Mal día el que vivieron Alemania y Austria el 9 de noviembre de 1938. Mal día y mala noche, porque lo peor llegó cuando se puso el sol, cuando los comercios cerraron y cuando la oscuridad favoreció que una histeria nazi y antisemita recorriera los dos países de punta a punta. Aquella noche la convivencia se hizo añicos. Aquella noche pasó a la historia como la de los Cristales Rotos. El resto del mundo no supo ver que el Holocausto judío estaba a sólo un paso.
¿Por qué el nombre de la Noche de los Cristales Rotos? Pues lo cierto es que el calificativo no puede ser más definitorio: porque aquella noche del 9 de noviembre los nazis se dedicaron a romper todos los escaparates de los comercios regentados por judíos. Y ojalá la cosa hubiera quedado ahí, con unos cristales rotos y con los cristaleros tan contentos. Lo malo es que las sinagogas fueron incendiadas; los cementerios, destruidos… miles de judíos fueron arrestados, noventa acabaron asesinados y varios centenares resultaron heridos.
La Noche de los Cristales Rotos tuvo un precedente, una excusa que dio pie a la salvajada nazi. Alemania ya había realizado algunas expulsiones de judíos a Polonia, y el hijo de uno de estos judíos, cabreado por la expulsión de sus padres, atentó en París contra la vida de un diplomático alemán. Hitler, cuando conoció la muerte de su hombre, animó a las Juventudes Hitlerianas, a las SA —las Secciones de Asalto del partido nazi— y a las temibles y sanguinarias SS a que dieran un escarmiento a los judíos.
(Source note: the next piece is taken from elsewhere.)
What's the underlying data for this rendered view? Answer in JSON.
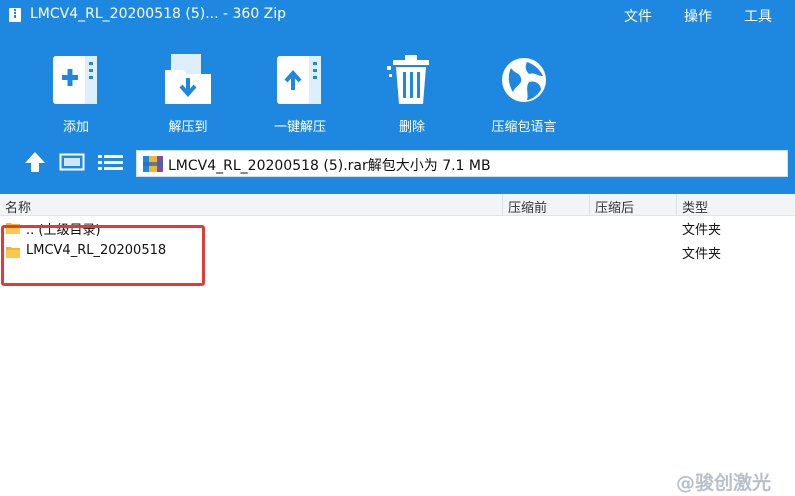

No es que se les fuera la mano, es que les tenían ganas e hicieron exactamente lo que se propusieron. Es más, el asesinato del diplomático fue sólo un pretexto para dar rienda suelta a la histeria, pero podrían haber buscado cualquier otro. Si un judío hubiera estornudado en el bigote de Hitler, la purga se habría producido igualmente.
Aquella noche de violencia y exterminio provocó que varios países rompieran relaciones diplomáticas con Alemania, pero todos fueron demasiado miopes para entender la que se venía encima.